Shuker, who specializes in bankruptcy cases, read the case filings. He says a likely problem for Thompson is that Soderstrom has since divorced and then remarried.
“I assume, now moving forward, as he accrues or gets assets, he will put those in both he and his wife’s name,” Shuker said.
Even though Soderstrom lives in a luxury condo overlooking Lake Eola in downtown Orlando and may have assets, under Florida law, if those assets are in both his name and his wife’s name, creditors can’t go after them. It’s called “tenancy by the entireties.”
“And it means that neither of you own it, the marriage owns it, and importantly, it means a creditor who’s owed money by just one of the spouses cannot touch those assets,” Shuker explained.
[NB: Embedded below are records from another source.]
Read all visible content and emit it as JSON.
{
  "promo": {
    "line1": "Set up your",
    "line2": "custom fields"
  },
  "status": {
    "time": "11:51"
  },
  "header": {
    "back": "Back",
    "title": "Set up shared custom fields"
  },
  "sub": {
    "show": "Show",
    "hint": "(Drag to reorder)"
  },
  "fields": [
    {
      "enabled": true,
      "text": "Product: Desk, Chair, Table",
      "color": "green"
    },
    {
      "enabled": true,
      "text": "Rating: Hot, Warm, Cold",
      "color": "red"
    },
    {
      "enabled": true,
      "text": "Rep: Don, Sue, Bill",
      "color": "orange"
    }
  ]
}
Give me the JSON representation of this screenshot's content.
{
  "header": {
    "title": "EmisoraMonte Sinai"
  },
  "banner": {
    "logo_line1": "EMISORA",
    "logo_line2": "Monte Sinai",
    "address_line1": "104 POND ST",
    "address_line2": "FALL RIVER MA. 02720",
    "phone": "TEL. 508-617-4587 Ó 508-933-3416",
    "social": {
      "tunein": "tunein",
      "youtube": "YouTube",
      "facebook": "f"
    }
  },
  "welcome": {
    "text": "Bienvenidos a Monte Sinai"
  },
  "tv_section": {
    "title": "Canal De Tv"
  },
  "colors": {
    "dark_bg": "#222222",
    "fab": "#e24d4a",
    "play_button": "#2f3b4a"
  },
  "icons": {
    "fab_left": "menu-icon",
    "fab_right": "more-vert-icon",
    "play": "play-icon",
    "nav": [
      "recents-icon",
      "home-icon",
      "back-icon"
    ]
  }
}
“You haven’t received a penny from this?” Deal asked Thompson.
“Not a penny. Not a penny. Because he’s hidden everything,” she replied.
Now struggling financially, Thompson lost her home and is living in extended-stay hotels. She says it’s a stark contrast to Soderstrom’s way of life.
“He doesn’t have any poverty. He’s in this high-rise building. He bought the condo. The man is living like a millionaire,” Thompson said.
She’s still exploring legal options, hoping somehow, she can find a way to collect the money she’s owed.
“I’ll be on the street. He’s basically made me a person who could very easily be homeless,” Thompson said.
Shuker says it’s highly unlikely she’ll ever be able to collect unless Soderstrom puts assets in his name only.
Deal reached out to Soderstrom through his attorneys by phone and email a handful of times over the past few weeks to get his response. So far, Deal has not heard back.